§ Mr. Speaker
Question No. Q1 to the Prime Minister—[Interruption.] Order. It is the convention of the House that when hon. Members have a Question to ask they rise to their feet.
§ Q1. Mr. Douglas
asked the Prime Minister if he is satisfied with the coordination between the Department of Trade and Industry, the Department of Employment and the Scottish Office in assessing the economic effects of company liquidations.
§ Mr. Douglas
Would the Prime Minister accept the view that the liquidation of U.C.S., which was threatened by the company in February, 1971, was avoided by the underwriting of guarantees by his Government and that the underwriting of the guarantees in February, 1971, was only given because the Government wanted to avoid the liquidation of U.C.S. and Rolls-Royce within a few days?
§ The Prime Minister
The arrangements which were made in February, 1971, were made because U.C.S. said that if these financial commitments were met, it would be a viable company. It was for that reason that we made financial resources available to Yarrow's, and also because it is a defence yard. This was not the situation on the last occasion in June.
§ Mr. Lawson
Is the right hon. Gentleman telling the House that he always takes account of just what a company says it thinks about itself when he has at his disposal full reports of the company over a series of months? Is it not for him and his Department to judge from those reports and not from any statement which may be made by a director of the company?
§ The Prime Minister
The hon.
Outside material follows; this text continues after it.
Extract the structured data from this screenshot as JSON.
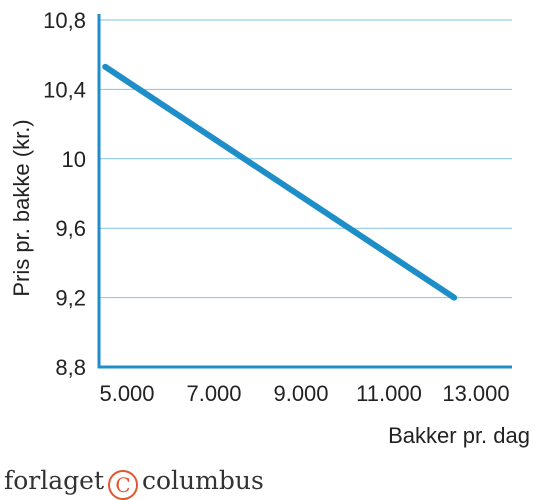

Gentleman and his colleagues have been told the full facts of the situation and they must draw their own conclusions about the management of this company. The management of the company did not know the situation until 7th June, and it reported to the Government on 9th June. Indeed, it was only because the S.I.B. director on the board of U.C.S. had inquiries put in hand that the report was made to the company on 7th June. In 48 hours the Government were told.